I am finally motivated enough to get myself back in front of the bench and actually build something - about freaking time! As you (regular readers) may well know, one of my 2012 resolutions was to 'sell some of the things I make'. Well this has been achieved by selling my Rustic Stool and has given me incentive to make a few more to sell. Mainly, to recoup some of the money I have tied up in timber.
The session began by discovering my bench top was no longer flat, maybe due to the arrival of Spring and the warm weather we have been having lately or my bench repairs I did a short while ago? Either way, before anything else could happen it was time to warm up with my trusty no#6 foreplane and a straight edge.
Once the top was vaguely flat, I also remembered I had yet to re-drill the dog holes to make the bench usable. A few minutes later I was ready to finally begin work ... no I wasn't. As I haven't been doing much wood work lately, I knew things would need a bit of a sharpen. My first tasks would be dimensioning the leg stock and processing the rough cut seat tops.
Two large chisels, my marking knife and the no#6 plane blade, all sharp and ready to go...
I had previously rough cut four pieces of stock from one of my scaffold boards to make four stool seats, one small, two mid size and one slightly longer - all the same scaffold board width. I also had twelve meters of 2"x2" Pine leg stock.
Work began by planing the seat tops to remove all the rough saw marks to make marking out easier and basically get them flat. First across the boards, then diagonally and finally with the grain. This process allowed me to familiarise myself with the directions of grain flow and mark the boards where it changed direction etc.
The next step was to use a straight edge and get one of the long sides straight, followed by making the opposite side both straight and parallel. Luckily the boards weren't to bad and this went quite smoothly.
To be honest, I know from previous experience that the stool's joinery is not too dependant on the seat tops being perfectly flat and square so I wasn't to obsessed with getting them perfect - it's a 'rustic stool' after all!
I did notice that the two medium size seat pieces were showing signs of cracking in the end grain, obviously from drying out to quickly. I decided to leave them alone to see how they develop over the next few days and only build two stools - a larger and a small one.
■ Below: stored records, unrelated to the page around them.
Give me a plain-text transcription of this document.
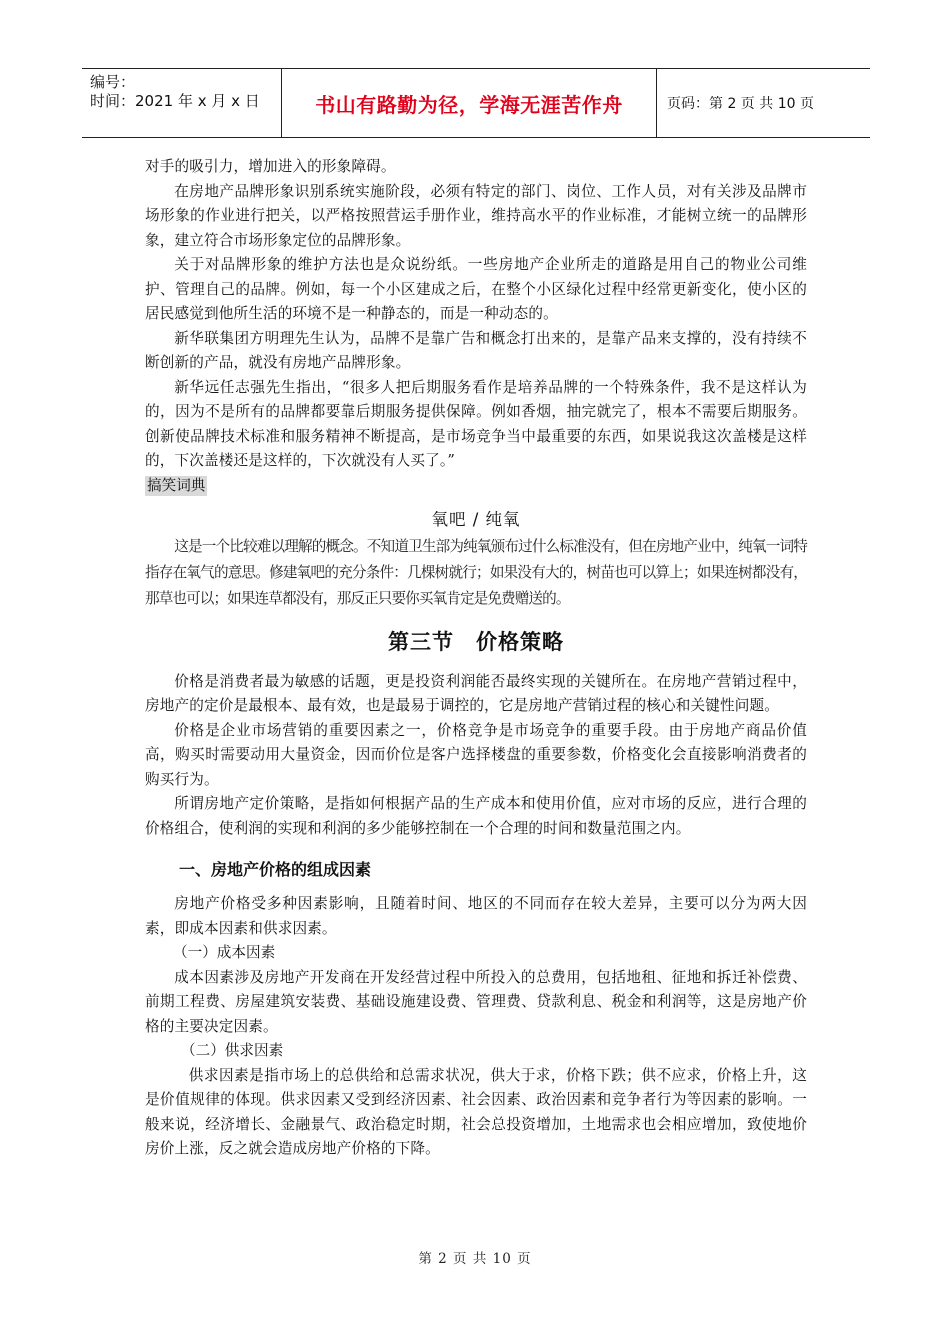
编号：
时间：2021 年 x 月 x 日	书山有路勤为径，学海无涯苦作舟	页码：第 2 页 共 10 页

对手的吸引力，增加进入的形象障碍。

在房地产品牌形象识别系统实施阶段，必须有特定的部门、岗位、工作人员，对有关涉及品牌市场形象的作业进行把关，以严格按照营运手册作业，维持高水平的作业标准，才能树立统一的品牌形象，建立符合市场形象定位的品牌形象。

关于对品牌形象的维护方法也是众说纷纸。一些房地产企业所走的道路是用自己的物业公司维护、管理自己的品牌。例如，每一个小区建成之后，在整个小区绿化过程中经常更新变化，使小区的居民感觉到他所生活的环境不是一种静态的，而是一种动态的。

新华联集团方明理先生认为，品牌不是靠广告和概念打出来的，是靠产品来支撑的，没有持续不断创新的产品，就没有房地产品牌形象。

新华远任志强先生指出，“很多人把后期服务看作是培养品牌的一个特殊条件，我不是这样认为的，因为不是所有的品牌都要靠后期服务提供保障。例如香烟，抽完就完了，根本不需要后期服务。创新使品牌技术标准和服务精神不断提高，是市场竞争当中最重要的东西，如果说我这次盖楼是这样的，下次盖楼还是这样的，下次就没有人买了。”

搞笑词典
氧吧 / 纯氧

这是一个比较难以理解的概念。不知道卫生部为纯氧颁布过什么标准没有，但在房地产业中，纯氧一词特指存在氧气的意思。修建氧吧的充分条件：几棵树就行；如果没有大的，树苗也可以算上；如果连树都没有，那草也可以；如果连草都没有，那反正只要你买氧肯定是免费赠送的。

第三节 价格策略

价格是消费者最为敏感的话题，更是投资利润能否最终实现的关键所在。在房地产营销过程中，房地产的定价是最根本、最有效，也是最易于调控的，它是房地产营销过程的核心和关键性问题。

价格是企业市场营销的重要因素之一，价格竞争是市场竞争的重要手段。由于房地产商品价值高，购买时需要动用大量资金，因而价位是客户选择楼盘的重要参数，价格变化会直接影响消费者的购买行为。

所谓房地产定价策略，是指如何根据产品的生产成本和使用价值，应对市场的反应，进行合理的价格组合，使利润的实现和利润的多少能够控制在一个合理的时间和数量范围之内。

一、房地产价格的组成因素

房地产价格受多种因素影响，且随着时间、地区的不同而存在较大差异，主要可以分为两大因素，即成本因素和供求因素。

（一）成本因素

成本因素涉及房地产开发商在开发经营过程中所投入的总费用，包括地租、征地和拆迁补偿费、前期工程费、房屋建筑安装费、基础设施建设费、管理费、贷款利息、税金和利润等，这是房地产价格的主要决定因素。

（二）供求因素

供求因素是指市场上的总供给和总需求状况，供大于求，价格下跌；供不应求，价格上升，这是价值规律的体现。供求因素又受到经济因素、社会因素、政治因素和竞争者行为等因素的影响。一般来说，经济增长、金融景气、政治稳定时期，社会总投资增加，土地需求也会相应增加，致使地价房价上涨，反之就会造成房地产价格的下降。

第 2 页 共 10 页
The last step was cutting both ends of the board to get them square with nicely finished end grain using my trusty large tenon saw.
A short while later I had two seat tops ready for joinery. I hadn't smoothed them as this can be done later.
Time to dimension some leg stock...
I decided from my previous stool and the difficulty in finding a suitable size box to post it in, that both stools would have the same size legs, at least to begin with. I am not building from plans so this may change on down the line according to the look of each stool. The main thing is I know both will fit in my planned postage boxes.
Standard procedure, mark all four sides with the knife, pare out the cut line with a chisel and then cut squarely on the bench hook using my Carcass saw. I had to cut around the unusable knotty bits.
I love my Lie Nielsen saws, they are such a joy to use! I'm not sure if it's because I haven't done anything for a while but my sawing is more accurate then ever! It maybe (and probably is) due to my new adjustable square being more accurate than my larger more cumbersome cheap combination square?
Anyway, there we go ... Two seats and eight legs. The sun is out so that's enough for today, time to go and plant out some carrots in the sunshine.